Very Simple Model Theory

Question

I'm working through the fifth edition of Dirk van Dalen's 'Logic and Structure' and got stuck in section 4.3 on model theory.

Let a structure (of some type) be a tuple $ \mathfrak{A} = (A; R_1, \ldots, R_n; f_1, \ldots f_m; \lbrace a_i : i \in I \rbrace)$, where the $R_j, f_k$ are relations and functions on the set $A$ and $a_i \in A$. Let $\hat{\mathfrak{A}} = (\mathfrak{A}, A)$. As usual, let the diagram of $\mathfrak{A}$ be the set of closed atoms and negated closed atoms true in $\mathfrak{A}$.

Now, I got to understand the proof of (part of) some very simple lemmas. Here's the first one (in van Dalen's numbering it appears as 4.3.8):

$\mathfrak{A}$ is isomorphic to some substructure of $\mathfrak{B} \Rightarrow \hat{\mathfrak{B}}$ is a model of the diagram of $\mathfrak{A}$

The proof offered is clear to me with the exception of the very first step: From the assumption it's supposed to follow (or so it seems to me) that $\mathfrak{A}, \mathfrak{B}$ are isomorphic.
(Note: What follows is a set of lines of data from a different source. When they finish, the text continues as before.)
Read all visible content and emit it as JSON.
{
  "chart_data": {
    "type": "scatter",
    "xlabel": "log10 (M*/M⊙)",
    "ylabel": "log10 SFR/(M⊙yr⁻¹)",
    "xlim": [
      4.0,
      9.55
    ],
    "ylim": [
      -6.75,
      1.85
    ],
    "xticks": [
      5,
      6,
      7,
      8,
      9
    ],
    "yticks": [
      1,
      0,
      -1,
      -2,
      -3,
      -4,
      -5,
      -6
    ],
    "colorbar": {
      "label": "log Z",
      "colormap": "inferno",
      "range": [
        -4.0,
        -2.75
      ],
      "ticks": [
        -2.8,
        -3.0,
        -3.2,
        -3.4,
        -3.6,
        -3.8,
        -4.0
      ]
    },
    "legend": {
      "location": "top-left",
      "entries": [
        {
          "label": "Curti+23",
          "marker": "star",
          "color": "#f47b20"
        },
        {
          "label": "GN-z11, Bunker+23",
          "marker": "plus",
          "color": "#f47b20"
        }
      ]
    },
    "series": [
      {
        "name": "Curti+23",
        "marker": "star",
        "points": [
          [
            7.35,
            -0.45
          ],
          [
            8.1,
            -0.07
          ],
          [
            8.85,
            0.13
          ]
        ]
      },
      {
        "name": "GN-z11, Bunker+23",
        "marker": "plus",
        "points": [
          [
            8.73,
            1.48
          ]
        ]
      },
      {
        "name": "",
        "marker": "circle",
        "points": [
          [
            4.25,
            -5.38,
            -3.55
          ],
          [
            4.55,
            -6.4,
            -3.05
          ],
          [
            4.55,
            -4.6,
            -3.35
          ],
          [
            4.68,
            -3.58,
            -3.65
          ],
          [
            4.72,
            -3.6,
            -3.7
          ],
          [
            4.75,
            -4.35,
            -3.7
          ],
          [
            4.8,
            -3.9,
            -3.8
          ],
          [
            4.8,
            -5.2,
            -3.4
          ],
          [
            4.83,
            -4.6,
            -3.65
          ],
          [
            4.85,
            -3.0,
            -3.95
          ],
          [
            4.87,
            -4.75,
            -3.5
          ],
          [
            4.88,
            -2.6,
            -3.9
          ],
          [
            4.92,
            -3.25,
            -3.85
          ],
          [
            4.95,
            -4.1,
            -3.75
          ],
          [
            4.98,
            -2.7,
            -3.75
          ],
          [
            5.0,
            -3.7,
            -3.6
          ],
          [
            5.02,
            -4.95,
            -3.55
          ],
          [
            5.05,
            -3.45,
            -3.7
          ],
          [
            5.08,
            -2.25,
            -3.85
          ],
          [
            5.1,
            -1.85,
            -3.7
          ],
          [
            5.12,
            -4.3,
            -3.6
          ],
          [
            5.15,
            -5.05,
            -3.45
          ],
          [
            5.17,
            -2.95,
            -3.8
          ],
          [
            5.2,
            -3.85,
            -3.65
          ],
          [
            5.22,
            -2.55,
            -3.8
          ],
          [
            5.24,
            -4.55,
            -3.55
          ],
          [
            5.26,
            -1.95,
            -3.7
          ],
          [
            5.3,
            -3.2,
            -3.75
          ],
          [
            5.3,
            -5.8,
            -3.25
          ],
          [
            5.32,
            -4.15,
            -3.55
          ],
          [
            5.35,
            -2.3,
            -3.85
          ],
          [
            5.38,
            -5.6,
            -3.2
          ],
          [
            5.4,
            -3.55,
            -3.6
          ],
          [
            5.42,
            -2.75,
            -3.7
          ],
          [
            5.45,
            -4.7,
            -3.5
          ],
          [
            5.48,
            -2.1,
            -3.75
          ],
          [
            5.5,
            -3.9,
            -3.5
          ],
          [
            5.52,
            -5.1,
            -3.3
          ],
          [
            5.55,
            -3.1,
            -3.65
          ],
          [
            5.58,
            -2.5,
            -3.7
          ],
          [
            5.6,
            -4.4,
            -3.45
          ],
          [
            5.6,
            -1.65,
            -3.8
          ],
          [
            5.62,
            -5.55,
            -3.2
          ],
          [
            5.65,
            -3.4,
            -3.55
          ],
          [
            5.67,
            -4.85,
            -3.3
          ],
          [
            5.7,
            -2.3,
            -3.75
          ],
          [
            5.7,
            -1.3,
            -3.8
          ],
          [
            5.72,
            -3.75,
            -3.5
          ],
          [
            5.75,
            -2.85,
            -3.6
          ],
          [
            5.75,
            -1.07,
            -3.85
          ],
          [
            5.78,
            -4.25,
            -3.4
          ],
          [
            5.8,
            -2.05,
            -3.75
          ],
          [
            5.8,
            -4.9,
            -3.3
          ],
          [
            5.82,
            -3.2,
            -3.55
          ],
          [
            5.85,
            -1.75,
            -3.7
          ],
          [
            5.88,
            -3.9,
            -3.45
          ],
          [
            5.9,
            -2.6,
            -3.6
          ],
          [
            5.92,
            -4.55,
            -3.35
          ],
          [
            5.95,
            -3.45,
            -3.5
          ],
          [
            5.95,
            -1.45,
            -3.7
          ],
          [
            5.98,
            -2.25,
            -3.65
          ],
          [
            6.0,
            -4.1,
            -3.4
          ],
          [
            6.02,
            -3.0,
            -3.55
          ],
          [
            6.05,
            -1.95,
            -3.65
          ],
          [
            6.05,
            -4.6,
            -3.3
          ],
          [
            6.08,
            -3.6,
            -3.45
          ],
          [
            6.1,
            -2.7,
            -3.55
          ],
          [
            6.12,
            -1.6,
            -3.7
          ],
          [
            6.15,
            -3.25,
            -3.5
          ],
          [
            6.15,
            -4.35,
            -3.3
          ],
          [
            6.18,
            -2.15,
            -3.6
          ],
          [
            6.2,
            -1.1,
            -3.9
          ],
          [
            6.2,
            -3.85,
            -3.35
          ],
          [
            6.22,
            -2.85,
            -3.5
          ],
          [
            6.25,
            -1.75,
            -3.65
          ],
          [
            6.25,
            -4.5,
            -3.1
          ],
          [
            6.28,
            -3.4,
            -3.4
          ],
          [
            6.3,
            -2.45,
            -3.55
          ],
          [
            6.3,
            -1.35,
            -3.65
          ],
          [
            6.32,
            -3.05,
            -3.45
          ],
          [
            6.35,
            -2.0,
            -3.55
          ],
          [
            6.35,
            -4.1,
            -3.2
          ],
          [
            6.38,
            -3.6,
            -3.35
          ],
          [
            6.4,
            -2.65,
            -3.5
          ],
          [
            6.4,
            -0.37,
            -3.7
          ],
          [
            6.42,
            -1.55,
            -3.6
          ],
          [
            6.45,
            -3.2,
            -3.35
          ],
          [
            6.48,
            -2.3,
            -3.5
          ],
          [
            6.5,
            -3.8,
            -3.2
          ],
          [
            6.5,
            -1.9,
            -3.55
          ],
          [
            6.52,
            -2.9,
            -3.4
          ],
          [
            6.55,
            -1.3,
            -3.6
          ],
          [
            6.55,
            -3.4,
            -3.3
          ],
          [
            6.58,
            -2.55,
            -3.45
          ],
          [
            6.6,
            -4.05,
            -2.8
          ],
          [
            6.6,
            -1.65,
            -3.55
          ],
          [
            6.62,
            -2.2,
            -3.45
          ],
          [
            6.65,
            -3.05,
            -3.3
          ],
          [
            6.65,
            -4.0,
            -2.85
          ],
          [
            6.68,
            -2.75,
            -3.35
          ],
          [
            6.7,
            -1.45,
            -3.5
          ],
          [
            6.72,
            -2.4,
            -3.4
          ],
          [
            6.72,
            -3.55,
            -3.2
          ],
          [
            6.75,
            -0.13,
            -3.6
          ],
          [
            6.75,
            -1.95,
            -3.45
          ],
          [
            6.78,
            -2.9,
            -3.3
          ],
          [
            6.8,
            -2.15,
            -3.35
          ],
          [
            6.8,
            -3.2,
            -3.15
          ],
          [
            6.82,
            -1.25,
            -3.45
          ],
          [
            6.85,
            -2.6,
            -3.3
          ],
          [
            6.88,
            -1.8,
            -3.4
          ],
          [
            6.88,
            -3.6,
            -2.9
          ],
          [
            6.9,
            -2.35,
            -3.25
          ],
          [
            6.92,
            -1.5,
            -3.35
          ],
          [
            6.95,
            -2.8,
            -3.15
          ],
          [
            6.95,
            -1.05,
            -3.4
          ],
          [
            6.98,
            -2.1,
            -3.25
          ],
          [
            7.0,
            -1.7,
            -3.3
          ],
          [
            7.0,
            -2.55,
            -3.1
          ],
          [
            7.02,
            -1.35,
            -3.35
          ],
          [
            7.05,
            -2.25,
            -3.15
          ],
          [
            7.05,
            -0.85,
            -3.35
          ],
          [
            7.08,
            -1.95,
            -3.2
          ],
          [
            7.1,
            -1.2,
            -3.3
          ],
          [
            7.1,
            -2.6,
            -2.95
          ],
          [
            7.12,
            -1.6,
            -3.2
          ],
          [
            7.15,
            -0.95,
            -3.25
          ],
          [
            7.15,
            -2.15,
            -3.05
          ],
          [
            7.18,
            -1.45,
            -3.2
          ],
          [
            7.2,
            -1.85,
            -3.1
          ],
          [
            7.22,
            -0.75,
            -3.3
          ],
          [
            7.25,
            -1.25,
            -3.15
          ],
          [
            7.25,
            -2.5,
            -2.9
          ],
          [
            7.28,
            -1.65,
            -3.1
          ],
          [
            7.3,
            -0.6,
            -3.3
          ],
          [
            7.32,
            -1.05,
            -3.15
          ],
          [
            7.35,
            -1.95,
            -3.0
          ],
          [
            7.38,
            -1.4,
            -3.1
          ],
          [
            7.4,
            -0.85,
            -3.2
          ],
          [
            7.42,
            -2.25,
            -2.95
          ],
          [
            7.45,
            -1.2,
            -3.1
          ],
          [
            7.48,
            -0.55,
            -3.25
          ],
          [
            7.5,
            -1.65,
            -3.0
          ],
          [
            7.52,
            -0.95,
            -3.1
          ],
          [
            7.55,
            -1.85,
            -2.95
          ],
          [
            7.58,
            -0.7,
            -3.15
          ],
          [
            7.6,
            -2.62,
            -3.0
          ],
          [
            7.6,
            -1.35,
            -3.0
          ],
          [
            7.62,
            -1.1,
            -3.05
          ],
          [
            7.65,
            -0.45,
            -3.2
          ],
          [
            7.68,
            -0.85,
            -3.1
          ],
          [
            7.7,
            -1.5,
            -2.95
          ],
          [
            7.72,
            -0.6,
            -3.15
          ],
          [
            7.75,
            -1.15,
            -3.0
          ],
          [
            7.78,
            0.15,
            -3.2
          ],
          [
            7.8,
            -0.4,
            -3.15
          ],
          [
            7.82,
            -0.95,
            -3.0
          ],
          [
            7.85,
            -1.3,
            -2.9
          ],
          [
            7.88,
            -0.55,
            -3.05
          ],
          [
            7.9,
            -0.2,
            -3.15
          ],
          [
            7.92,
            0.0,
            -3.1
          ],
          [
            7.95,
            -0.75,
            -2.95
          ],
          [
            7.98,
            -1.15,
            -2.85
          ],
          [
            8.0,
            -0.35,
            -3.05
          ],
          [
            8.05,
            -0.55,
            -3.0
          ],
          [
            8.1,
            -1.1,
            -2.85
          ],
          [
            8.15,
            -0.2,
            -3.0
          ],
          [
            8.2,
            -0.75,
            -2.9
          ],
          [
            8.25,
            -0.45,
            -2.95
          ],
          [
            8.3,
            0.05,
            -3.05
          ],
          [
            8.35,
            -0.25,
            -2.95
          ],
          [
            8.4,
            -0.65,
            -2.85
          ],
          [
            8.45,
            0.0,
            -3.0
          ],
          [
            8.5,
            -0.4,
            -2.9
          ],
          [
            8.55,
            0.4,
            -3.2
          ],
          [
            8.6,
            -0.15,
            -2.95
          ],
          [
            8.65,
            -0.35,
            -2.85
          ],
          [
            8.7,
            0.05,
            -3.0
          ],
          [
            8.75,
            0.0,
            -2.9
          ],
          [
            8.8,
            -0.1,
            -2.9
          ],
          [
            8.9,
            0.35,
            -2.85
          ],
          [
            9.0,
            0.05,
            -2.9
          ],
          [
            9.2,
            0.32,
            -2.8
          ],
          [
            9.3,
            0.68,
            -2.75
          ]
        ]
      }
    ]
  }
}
But why is that so?

Here's the second one (it is numbered as 4.3.9):

$\hat{\mathfrak{B}}$ is a model of the theory of $\hat{\mathfrak{A}} \Rightarrow \mathfrak{A}$ is isomorphic to some elementary substructure of $\mathfrak{B}$

It's evident how to show that $\mathfrak{A}$ is a substructure of $\mathfrak{B}$. But I have a hard time seeing how to prove that the two structures have the same true sentences with parameters in $\mathfrak{A}$, i.e. that for all $a_1, \ldots, a_n \in A, \mathfrak{A} \models \varphi(\bar{a_1}, \ldots, \bar{a_n})$ iff $\mathfrak{B} \models \varphi(\bar{a_1}, \ldots, \bar{a_n})$.

Any help would be appreciated.

Answer 1

Hint

For 4.3.8, we have that :

$\mathfrak{A}$ is isomorphic to some substructure of $\mathfrak{B}$.

We call this substructure $\mathfrak{B}^*$ and we have that : $\mathfrak{A} \cong \mathfrak{B}^*$ and this means [page 111] (considering the case of relations and simplifying the formula) that :

there is a function $f$ which is bijective and satisfies :

$a\in P^{\mathfrak{A}} $ iff $ \ f(a) \in P^{\mathfrak{B}^{*}}$, for all $P$.

This is the same as :

$\mathfrak A \vDash P(a) \ $ iff $\mathfrak B^* \vDash P(f(a))$.

Now the issue is : how to "move" from $\mathfrak B^* \vDash P(f(a))$ to $\mathfrak B \vDash P(f(a))$ ? This is ensured by the condition of embedding or substructure; see Definition 4.3.4 [page 112] and :

Notation $\mathfrak{A} \subseteq \mathfrak{B}$. Note that it is not sufficient for $\mathfrak{A}$ to be contained in $\mathfrak{B}$ “as a set”; the relations and functions of $\mathfrak{B}$ have to be extensions of the corresponding ones on $\mathfrak{A}$, in the specific way indicated above.

The "closure" of relations and functions in $\mathfrak{B}^*$ holds also for $\mathfrak{B}$.

---

The same argument applies to 4.3.9 : we have to take into account that $\mathfrak{A} \subseteq \mathfrak{B}$ means not only that $|\mathfrak{A}| \subseteq |\mathfrak{B}|$, but also that relations and functions in $\mathfrak{B}$ defined on elements in $|\mathfrak{A}|$ must be "closed" in $|\mathfrak{A}|$.